PFRDA introduces OTP-based onboarding for NPS

(Representative picture)

NEW DELHI: Pension fund regulator PFRDA on Monday mentioned it has launched one-time password (OTP) primarily based onboarding facility for the National Pension System (NPS) scheme.
In its endeavour to supply digital options, the Pension Fund Regulatory and Development Authority (PFRDA) has already enabled opening of on-line NPS account in a paperless method by means of e-signature, it mentioned in a press release.
In order to additional facilitate ease of NPS Account opening, the subscribers at the moment are permitted to open their NPS account by means of OTP additionally, PFRDA mentioned.

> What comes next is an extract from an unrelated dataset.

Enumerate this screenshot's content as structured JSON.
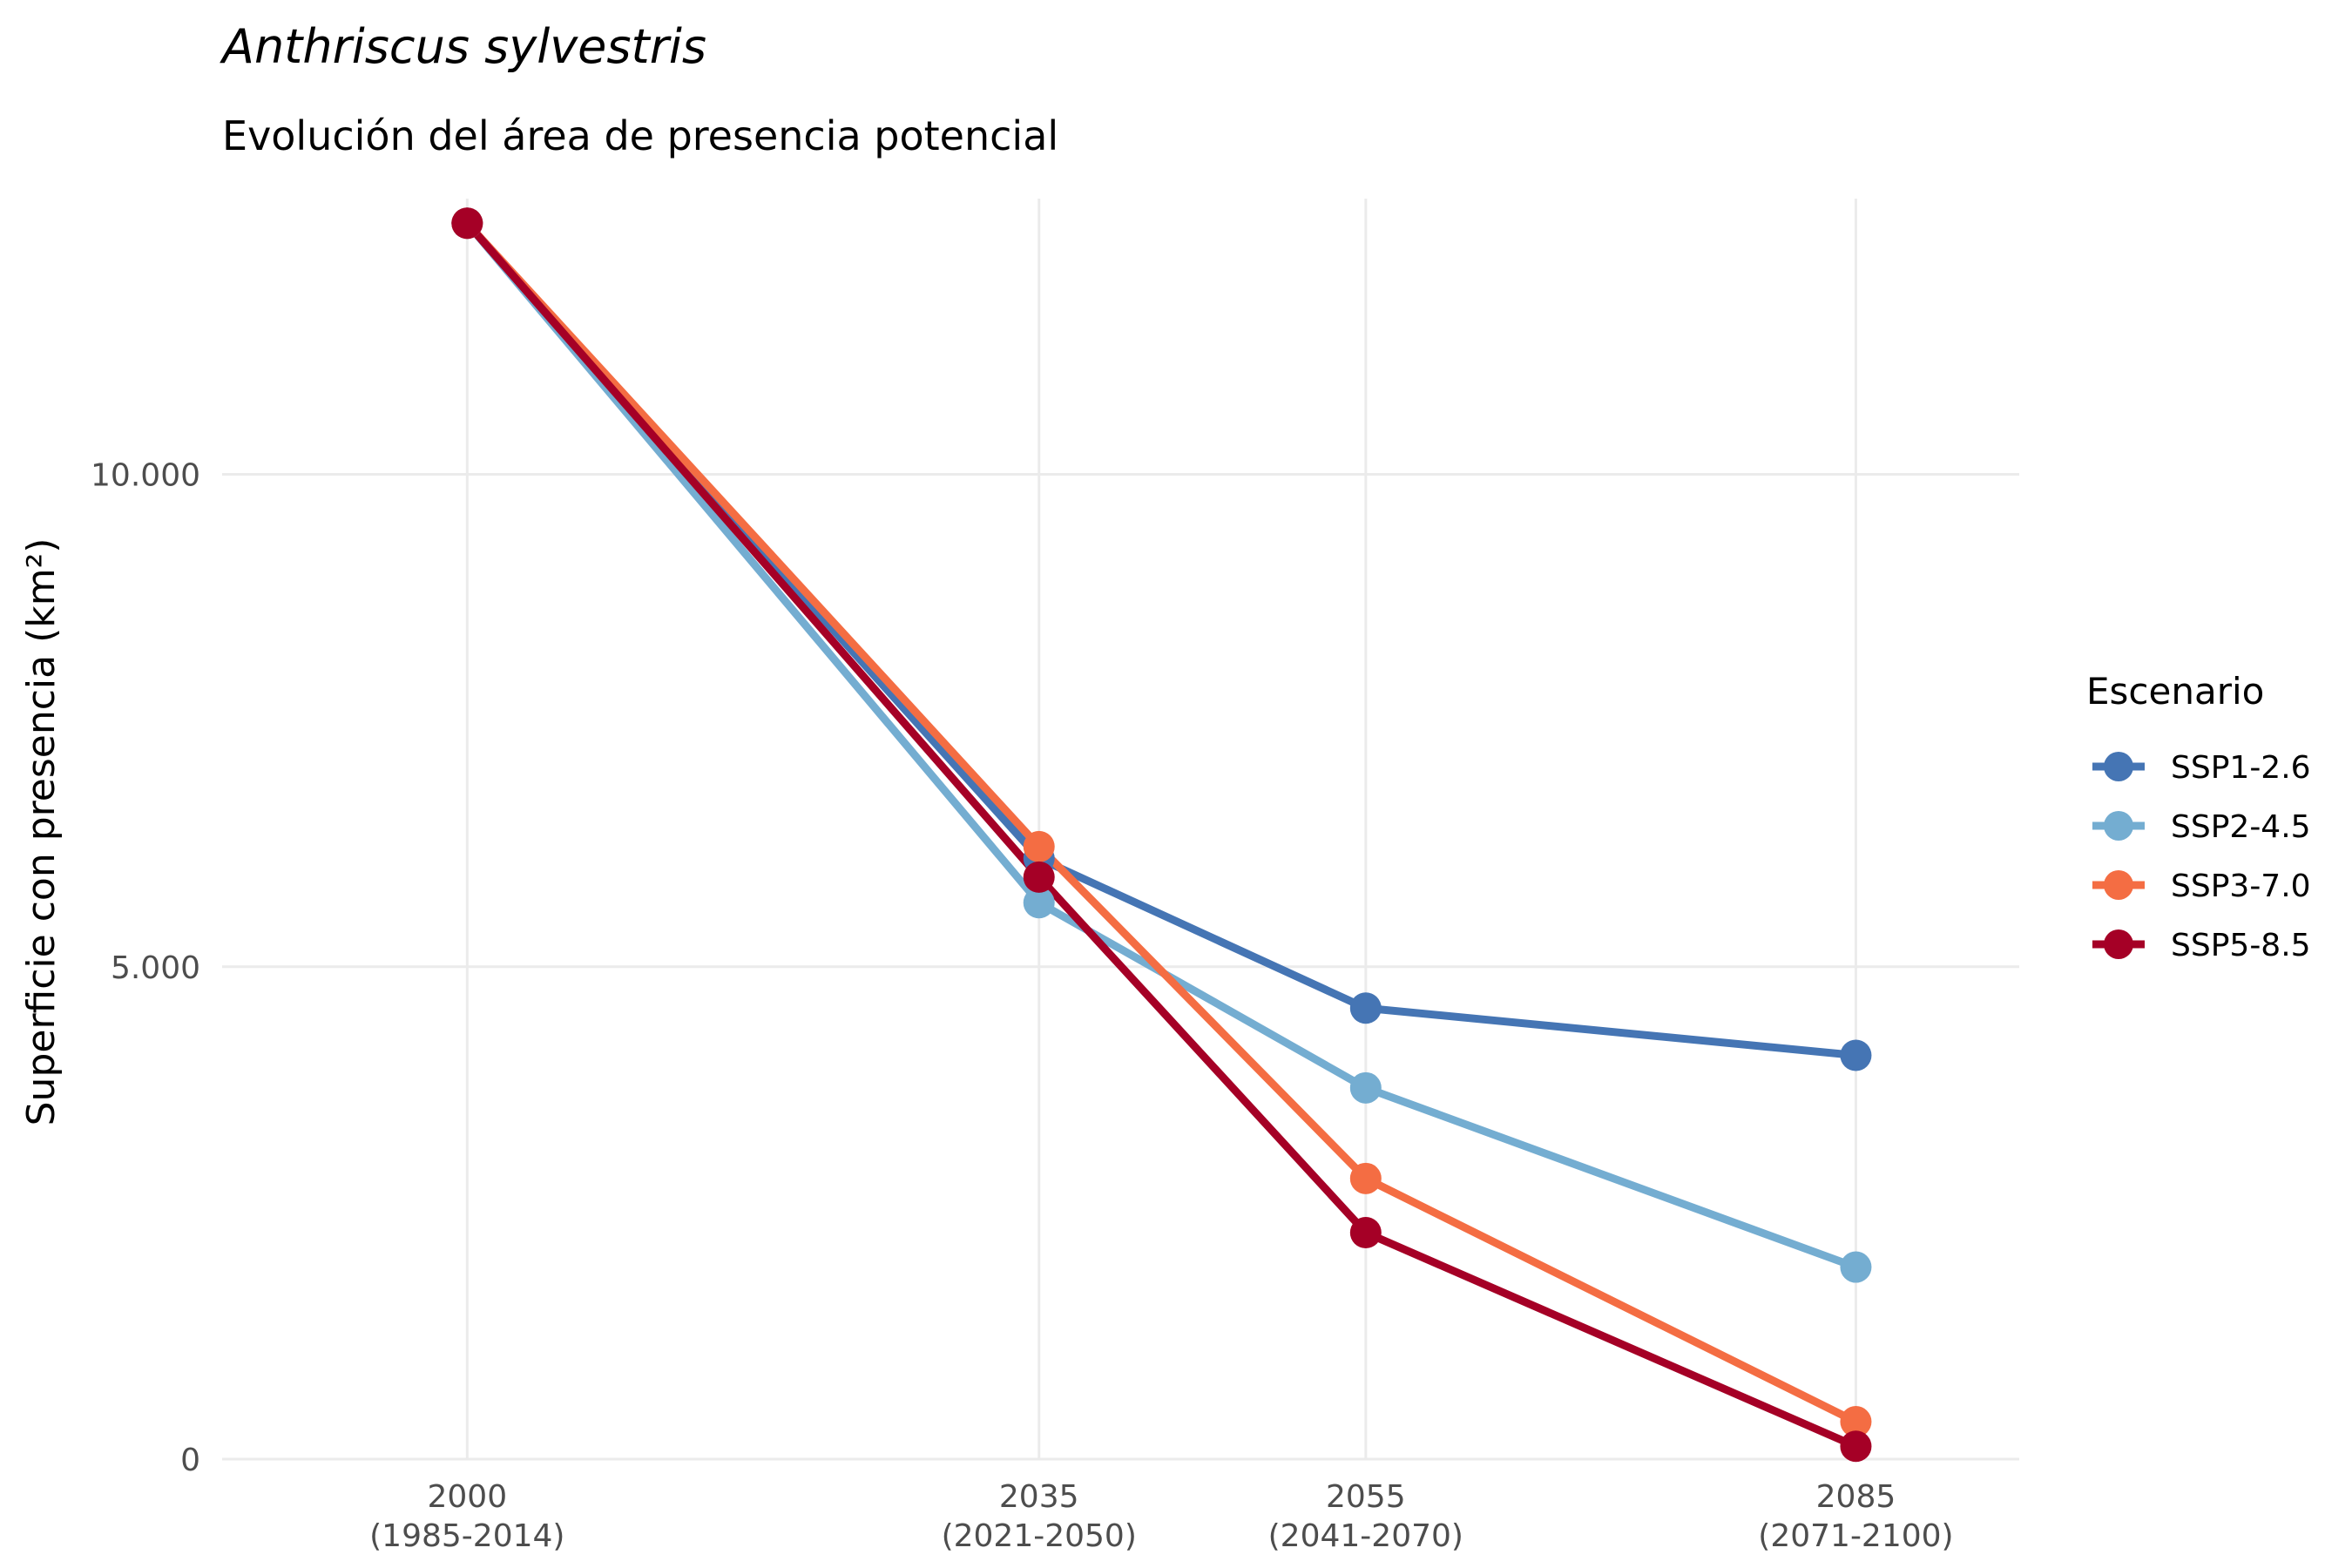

In this course of, the purchasers of banks (registered as POPs – Points of Presence), who want to open NPS account by means of web banking of the respective banks, can open such accounts utilizing OTP obtained on their registered cellular quantity.
For opening of NPS accounts by means of non-internet banking digital mode by means of POPs (banks in addition to non-bank POPs), OTP obtained on their registered cellular quantity and e-mail can be utilized for paperless NPS account opening.
Post completion of KYC (Know Your Customer), POPs should submit the NPS subscriber’s knowledge/info to Central Record Keeping Agencies (CRAs) together with buyer’s picture and picture of signature with an enterprise that the KYC/AML tips/guidelines have been duly complied with, it mentioned.
POPs and CRAs have been suggested by PFRDA to supply the required performance of OTP primarily based authentication, the pension fund regulator mentioned.
This course of would guarantee seamless account opening, end-to-end digitization and optimizing of funding returns by deposit of contributions in a sooner method, it mentioned.
PFRDA administers greater than 3.60 crore subscribers below the National Pension System with an mixture Assets Under Management (AUM) of greater than Rs 4.55 lakh crore.
Out of the full subscribers, 2.25 crore subscribers are below the Atal Pension Yojana (APY).